Finding the proportions of the different elements in planetary atmospheres provides vital clues to understanding how planets formed.
“Because there’s no planet with these tortured conditions in the Solar System, characterising the atmosphere of such a bizarre world provides a unique laboratory with which to acquire a better understanding of planet formation and planetary physics,” said Nikku Madhusudhan of Cambridge University, UK, co-author of both studies. “In this case the discovery fits well with pre-existing models of how such planets behave.”
The team found that WASP-43b reflected very little of its host star’s light. An atmosphere like that on Earth, with clouds that reflect most of the sunlight, is not present on WASP-43b, but the team did find water vapour in the planet’s atmosphere.
“The planet is so hot that all the water in its atmosphere is vapourised, rather than condensed into the icy clouds we find on Jupiter,” said team member Laura Kreidberg of the University of Chicago, lead author of the study mapping water on the planet. Kreidberg describes both results in her online video.
Water is thought to play an important role in the formation of giant planets.
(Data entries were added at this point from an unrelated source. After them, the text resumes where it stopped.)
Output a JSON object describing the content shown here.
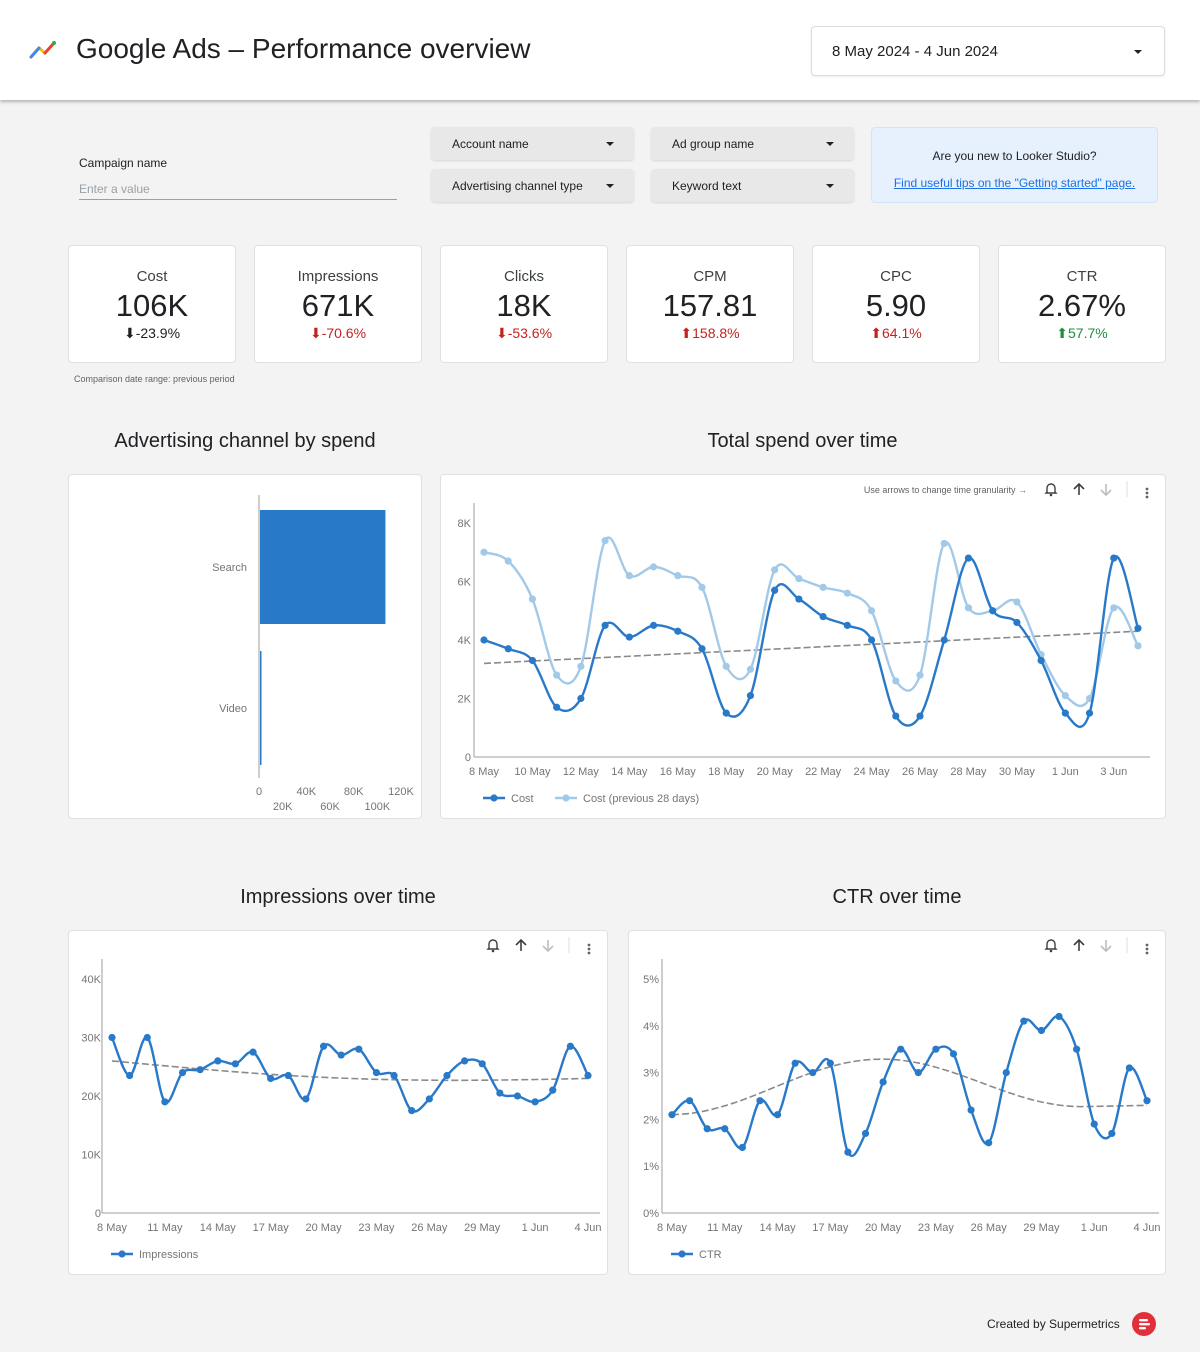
{
  "header": {
    "title": "Google Ads – Performance overview",
    "date_range": "8 May 2024 - 4 Jun 2024",
    "logo_icon": "google-ads-icon"
  },
  "filters": {
    "campaign_label": "Campaign name",
    "campaign_placeholder": "Enter a value",
    "account": "Account name",
    "ad_group": "Ad group name",
    "channel_type": "Advertising channel type",
    "keyword": "Keyword text"
  },
  "tip": {
    "question": "Are you new to Looker Studio?",
    "link": "Find useful tips on the \"Getting started\" page."
  },
  "colors": {
    "primary": "#2979c9",
    "secondary": "#a3c9e8",
    "trend": "#8a8a8a",
    "down": "#c5221f",
    "up": "#1e8e3e"
  },
  "kpis": [
    {
      "label": "Cost",
      "value": "106K",
      "change": "-23.9%",
      "direction": "down",
      "tone": "neutral"
    },
    {
      "label": "Impressions",
      "value": "671K",
      "change": "-70.6%",
      "direction": "down",
      "tone": "red"
    },
    {
      "label": "Clicks",
      "value": "18K",
      "change": "-53.6%",
      "direction": "down",
      "tone": "red"
    },
    {
      "label": "CPM",
      "value": "157.81",
      "change": "158.8%",
      "direction": "up",
      "tone": "red"
    },
    {
      "label": "CPC",
      "value": "5.90",
      "change": "64.1%",
      "direction": "up",
      "tone": "red"
    },
    {
      "label": "CTR",
      "value": "2.67%",
      "change": "57.7%",
      "direction": "up",
      "tone": "green"
    }
  ],
  "comparison_note": "Comparison date range: previous period",
  "chart_controls": {
    "granularity_hint": "Use arrows to change time granularity →",
    "icons": [
      "bell-icon",
      "arrow-up-icon",
      "arrow-down-icon",
      "more-vert-icon"
    ]
  },
  "chart_data": [
    {
      "type": "bar",
      "orientation": "horizontal",
      "title": "Advertising channel by spend",
      "categories": [
        "Search",
        "Video"
      ],
      "values": [
        106000,
        1000
      ],
      "xlim": [
        0,
        120000
      ],
      "ticks_row1": [
        "0",
        "40K",
        "80K",
        "120K"
      ],
      "ticks_row2": [
        "20K",
        "60K",
        "100K"
      ]
    },
    {
      "type": "line",
      "title": "Total spend over time",
      "x": [
        "8 May",
        "9 May",
        "10 May",
        "11 May",
        "12 May",
        "13 May",
        "14 May",
        "15 May",
        "16 May",
        "17 May",
        "18 May",
        "19 May",
        "20 May",
        "21 May",
        "22 May",
        "23 May",
        "24 May",
        "25 May",
        "26 May",
        "27 May",
        "28 May",
        "29 May",
        "30 May",
        "31 May",
        "1 Jun",
        "2 Jun",
        "3 Jun",
        "4 Jun"
      ],
      "x_tick_labels": [
        "8 May",
        "10 May",
        "12 May",
        "14 May",
        "16 May",
        "18 May",
        "20 May",
        "22 May",
        "24 May",
        "26 May",
        "28 May",
        "30 May",
        "1 Jun",
        "3 Jun"
      ],
      "ylim": [
        0,
        8000
      ],
      "y_ticks": [
        0,
        2000,
        4000,
        6000,
        8000
      ],
      "y_tick_labels": [
        "0",
        "2K",
        "4K",
        "6K",
        "8K"
      ],
      "trend": [
        3200,
        4300
      ],
      "series": [
        {
          "name": "Cost",
          "values": [
            4000,
            3700,
            3300,
            1700,
            2000,
            4500,
            4100,
            4500,
            4300,
            3700,
            1500,
            2100,
            5700,
            5400,
            4800,
            4500,
            4000,
            1400,
            1400,
            4000,
            6800,
            5000,
            4600,
            3300,
            1500,
            1500,
            6800,
            4400
          ]
        },
        {
          "name": "Cost (previous 28 days)",
          "values": [
            7000,
            6700,
            5400,
            2800,
            3100,
            7400,
            6200,
            6500,
            6200,
            5800,
            3100,
            3000,
            6400,
            6100,
            5800,
            5600,
            5000,
            2600,
            2800,
            7300,
            5100,
            5000,
            5300,
            3500,
            2100,
            2000,
            5100,
            3800
          ]
        }
      ]
    },
    {
      "type": "line",
      "title": "Impressions over time",
      "x": [
        "8 May",
        "9 May",
        "10 May",
        "11 May",
        "12 May",
        "13 May",
        "14 May",
        "15 May",
        "16 May",
        "17 May",
        "18 May",
        "19 May",
        "20 May",
        "21 May",
        "22 May",
        "23 May",
        "24 May",
        "25 May",
        "26 May",
        "27 May",
        "28 May",
        "29 May",
        "30 May",
        "31 May",
        "1 Jun",
        "2 Jun",
        "3 Jun",
        "4 Jun"
      ],
      "x_tick_labels": [
        "8 May",
        "11 May",
        "14 May",
        "17 May",
        "20 May",
        "23 May",
        "26 May",
        "29 May",
        "1 Jun",
        "4 Jun"
      ],
      "ylim": [
        0,
        40000
      ],
      "y_ticks": [
        0,
        10000,
        20000,
        30000,
        40000
      ],
      "y_tick_labels": [
        "0",
        "10K",
        "20K",
        "30K",
        "40K"
      ],
      "trend": [
        26000,
        23000
      ],
      "series": [
        {
          "name": "Impressions",
          "values": [
            30000,
            23500,
            30000,
            19000,
            24000,
            24500,
            26000,
            25500,
            27500,
            23000,
            23500,
            19500,
            28500,
            27000,
            28000,
            24000,
            23500,
            17500,
            19500,
            23500,
            26000,
            25500,
            20500,
            20000,
            19000,
            21000,
            28500,
            23500
          ]
        }
      ]
    },
    {
      "type": "line",
      "title": "CTR over time",
      "x": [
        "8 May",
        "9 May",
        "10 May",
        "11 May",
        "12 May",
        "13 May",
        "14 May",
        "15 May",
        "16 May",
        "17 May",
        "18 May",
        "19 May",
        "20 May",
        "21 May",
        "22 May",
        "23 May",
        "24 May",
        "25 May",
        "26 May",
        "27 May",
        "28 May",
        "29 May",
        "30 May",
        "31 May",
        "1 Jun",
        "2 Jun",
        "3 Jun",
        "4 Jun"
      ],
      "x_tick_labels": [
        "8 May",
        "11 May",
        "14 May",
        "17 May",
        "20 May",
        "23 May",
        "26 May",
        "29 May",
        "1 Jun",
        "4 Jun"
      ],
      "ylim": [
        0,
        5
      ],
      "y_ticks": [
        0,
        1,
        2,
        3,
        4,
        5
      ],
      "y_tick_labels": [
        "0%",
        "1%",
        "2%",
        "3%",
        "4%",
        "5%"
      ],
      "trend": [
        2.1,
        2.3
      ],
      "series": [
        {
          "name": "CTR",
          "values": [
            2.1,
            2.4,
            1.8,
            1.8,
            1.4,
            2.4,
            2.1,
            3.2,
            3.0,
            3.2,
            1.3,
            1.7,
            2.8,
            3.5,
            3.0,
            3.5,
            3.4,
            2.2,
            1.5,
            3.0,
            4.1,
            3.9,
            4.2,
            3.5,
            1.9,
            1.7,
            3.1,
            2.4
          ]
        }
      ]
    }
  ],
  "footer": {
    "text": "Created by Supermetrics",
    "logo_icon": "supermetrics-logo-icon"
  }
}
Astronomers theorise that comet-like bodies bombard young planets, delivering most of the water and other molecules that we observe. However, the water abundances in the giant planets of the Solar System are poorly known because water is locked away as ice, deep in their atmospheres which makes it difficult to identify.
“Space probes have not been able to penetrate deep enough into Jupiter’s atmosphere to obtain a clear measurement of its water abundance. But this giant planet is different,” added Derek Homeier of the École Normale Supérieure de Lyon, France, co-author of the studies. “WASP-43b’s water is in the form of a vapour that can be much more easily traced. So we could not only find it, we were able to directly measure how much there is and test for variations along the planet’s longitude.”
In WASP-43b the team found the same amount of water as we would expect for an object with the same chemical composition as the Sun.
“This tells us something fundamental about how the planet formed,” added Kreidberg.“Next, we aim to make water-abundance measurements for different planets to explore their chemical abundances and learn more about how planets of different sizes and types come to form around our own Sun and the stars beyond it.” 
The results are presented in two new papers, one on the thermal mapping of the planet’s atmosphere — published online in Science Express on 9 October — and the other on mapping the water content of the atmosphere — published in The Astrophysical Journal Letters on 12 September 2014.
 Hubble’s planned successor, the James Webb Space Telescope, will be able to not only measure water abundances, but also the abundances of carbon monoxide, carbon dioxide, ammonia and methane, depending on the planet’s temperature.